Re: [RFC PATCH 05/10] vfio: Create a vfio_device from vma lookup
From: Jason Gunthorpe <jgg@nvidia.com>
Date: 2021-03-05 00:36:49
Also in:
lkml
On Thu, Mar 04, 2021 at 05:07:31PM -0700, Alex Williamson wrote:
On Thu, 4 Mar 2021 19:16:33 -0400 Jason Gunthorpe [off-list ref] wrote:quoted
On Thu, Mar 04, 2021 at 02:37:57PM -0700, Alex Williamson wrote:quoted
Therefore unless a bus driver opts-out by replacing vm_private_data, we can identify participating vmas by the vm_ops and have flags indicating if the vma maps device memory such that vfio_get_device_from_vma() should produce a device reference. The vfio IOMMU backends would also consume this, ie. if they get a valid vfio_device from the vma, use the pfn_base field directly. vfio_vm_ops would wrap the bus driver callbacks and provide reference counting on open/close to release this object.quoted
I'm not thrilled with a vfio_device_ops callback plumbed through vfio-core to do vma-to-pfn translation, so I thought this might be a better alternative. Thanks,Maybe you could explain why, because I'm looking at this idea and thinking it looks very complicated compared to a simple driver op callback?vfio-core needs to export a vfio_vma_to_pfn() which I think assumes the caller has already used vfio_device_get_from_vma(), but should still validate the vma is one from a vfio device before calling this new vfio_device_ops callback.
Huh? Validate? Why?
Something like this in the IOMMU stuff:
struct vfio_device *vfio = vfio_device_get_from_vma(vma)
if (!vfio->vma_to_pfn)
return -EINVAL;
vfio->ops->vma_to_pfn(vfio, vma, offset_from_vma_start)
Is fine, why do we need to over complicate?
I don't need to check that the vma belongs to the vfio because it is
the API contract that the caller will guarantee that.
This is the kernel, I can (and do!) check these sorts of things by
code inspection when working on stuff - I can look at every
implementation and every call site to prove these things.

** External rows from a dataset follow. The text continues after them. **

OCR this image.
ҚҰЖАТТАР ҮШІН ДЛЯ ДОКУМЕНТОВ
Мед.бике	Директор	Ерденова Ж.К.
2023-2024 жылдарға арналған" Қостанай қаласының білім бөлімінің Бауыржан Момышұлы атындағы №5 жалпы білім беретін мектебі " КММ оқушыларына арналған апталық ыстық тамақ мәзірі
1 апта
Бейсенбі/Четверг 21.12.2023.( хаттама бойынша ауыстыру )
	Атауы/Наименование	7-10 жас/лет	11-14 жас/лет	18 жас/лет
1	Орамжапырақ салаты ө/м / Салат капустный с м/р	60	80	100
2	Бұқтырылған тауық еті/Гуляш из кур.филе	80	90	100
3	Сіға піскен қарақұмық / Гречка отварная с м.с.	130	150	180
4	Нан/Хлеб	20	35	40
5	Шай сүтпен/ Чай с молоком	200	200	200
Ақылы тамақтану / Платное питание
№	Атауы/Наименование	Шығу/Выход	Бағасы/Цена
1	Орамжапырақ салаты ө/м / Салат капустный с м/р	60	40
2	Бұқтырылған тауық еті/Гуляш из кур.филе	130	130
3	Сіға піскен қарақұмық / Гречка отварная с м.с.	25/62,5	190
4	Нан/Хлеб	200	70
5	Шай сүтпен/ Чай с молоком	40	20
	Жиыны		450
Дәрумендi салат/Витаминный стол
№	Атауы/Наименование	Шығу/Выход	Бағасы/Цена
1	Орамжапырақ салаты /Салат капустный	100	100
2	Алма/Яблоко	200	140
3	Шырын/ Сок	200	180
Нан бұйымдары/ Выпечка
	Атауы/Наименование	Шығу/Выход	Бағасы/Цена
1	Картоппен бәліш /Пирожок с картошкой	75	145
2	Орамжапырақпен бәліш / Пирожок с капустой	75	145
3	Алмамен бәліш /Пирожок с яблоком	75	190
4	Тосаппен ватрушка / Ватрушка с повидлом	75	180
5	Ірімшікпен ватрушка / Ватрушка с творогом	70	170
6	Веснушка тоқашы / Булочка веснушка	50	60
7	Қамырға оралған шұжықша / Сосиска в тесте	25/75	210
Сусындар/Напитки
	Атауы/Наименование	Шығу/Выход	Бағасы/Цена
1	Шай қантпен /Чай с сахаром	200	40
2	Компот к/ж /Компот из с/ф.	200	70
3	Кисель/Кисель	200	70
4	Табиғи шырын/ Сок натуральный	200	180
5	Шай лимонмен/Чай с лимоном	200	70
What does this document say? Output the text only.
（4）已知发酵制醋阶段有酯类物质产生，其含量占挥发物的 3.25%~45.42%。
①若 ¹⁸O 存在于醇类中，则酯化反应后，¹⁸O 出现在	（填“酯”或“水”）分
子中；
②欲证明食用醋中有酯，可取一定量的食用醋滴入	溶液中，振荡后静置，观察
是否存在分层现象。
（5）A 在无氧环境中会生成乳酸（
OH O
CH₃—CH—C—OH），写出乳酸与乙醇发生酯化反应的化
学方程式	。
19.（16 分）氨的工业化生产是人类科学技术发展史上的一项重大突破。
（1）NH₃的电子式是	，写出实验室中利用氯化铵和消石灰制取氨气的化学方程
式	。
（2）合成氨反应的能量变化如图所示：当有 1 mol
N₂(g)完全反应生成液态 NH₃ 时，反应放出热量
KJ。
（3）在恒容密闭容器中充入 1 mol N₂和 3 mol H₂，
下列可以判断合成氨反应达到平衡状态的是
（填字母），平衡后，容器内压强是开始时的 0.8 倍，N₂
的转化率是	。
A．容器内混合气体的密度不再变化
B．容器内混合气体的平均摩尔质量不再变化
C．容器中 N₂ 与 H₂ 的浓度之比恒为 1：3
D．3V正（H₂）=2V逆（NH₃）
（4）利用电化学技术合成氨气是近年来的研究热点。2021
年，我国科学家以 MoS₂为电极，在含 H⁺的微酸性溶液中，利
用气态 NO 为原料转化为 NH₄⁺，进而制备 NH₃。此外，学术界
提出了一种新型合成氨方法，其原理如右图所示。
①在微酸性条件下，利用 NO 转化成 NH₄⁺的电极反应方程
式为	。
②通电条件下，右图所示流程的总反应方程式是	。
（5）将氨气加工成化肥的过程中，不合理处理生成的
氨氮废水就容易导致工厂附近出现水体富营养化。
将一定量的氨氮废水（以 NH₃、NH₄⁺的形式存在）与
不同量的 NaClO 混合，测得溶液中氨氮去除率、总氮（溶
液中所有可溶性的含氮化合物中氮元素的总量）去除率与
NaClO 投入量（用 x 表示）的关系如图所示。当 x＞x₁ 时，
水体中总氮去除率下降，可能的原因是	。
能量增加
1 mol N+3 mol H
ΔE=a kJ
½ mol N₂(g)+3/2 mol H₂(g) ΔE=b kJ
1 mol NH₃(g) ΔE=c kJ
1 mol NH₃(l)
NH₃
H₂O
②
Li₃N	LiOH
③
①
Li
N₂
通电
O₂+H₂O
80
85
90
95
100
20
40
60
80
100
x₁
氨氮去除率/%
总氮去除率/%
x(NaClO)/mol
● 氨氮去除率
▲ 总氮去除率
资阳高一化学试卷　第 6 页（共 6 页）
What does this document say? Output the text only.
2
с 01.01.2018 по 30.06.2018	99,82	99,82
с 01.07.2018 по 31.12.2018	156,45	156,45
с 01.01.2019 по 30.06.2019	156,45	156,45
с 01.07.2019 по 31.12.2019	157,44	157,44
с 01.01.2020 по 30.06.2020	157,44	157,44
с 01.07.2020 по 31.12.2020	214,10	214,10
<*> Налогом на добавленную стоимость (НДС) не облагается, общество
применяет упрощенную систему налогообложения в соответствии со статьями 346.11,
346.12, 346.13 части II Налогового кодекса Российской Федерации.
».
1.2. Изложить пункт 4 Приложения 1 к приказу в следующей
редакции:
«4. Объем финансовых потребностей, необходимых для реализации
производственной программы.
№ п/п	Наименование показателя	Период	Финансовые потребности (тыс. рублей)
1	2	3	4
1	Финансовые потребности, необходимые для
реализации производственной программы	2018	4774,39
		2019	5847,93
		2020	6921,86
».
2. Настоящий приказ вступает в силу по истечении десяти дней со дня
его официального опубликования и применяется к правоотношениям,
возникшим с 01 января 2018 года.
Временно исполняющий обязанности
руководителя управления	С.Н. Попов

IMHO doing an expensive check like that is a style of defensive
programming the kernel community frowns upon.
vfio-pci needs to validate the vm_pgoff value falls within a BAR region, mask off the index and get the pci_resource_start() for the BAR index.
It needs to do the same thing fault() already does, which is currently one line..
Then we need a solution for how vfio_device_get_from_vma() determines whether to grant a device reference for a given vma, where that vma may map something other than device memory. Are you imagining that we hand out device references independently and vfio_vma_to_pfn() would return an errno for vm_pgoff values that don't map device memory and the IOMMU driver would release the reference?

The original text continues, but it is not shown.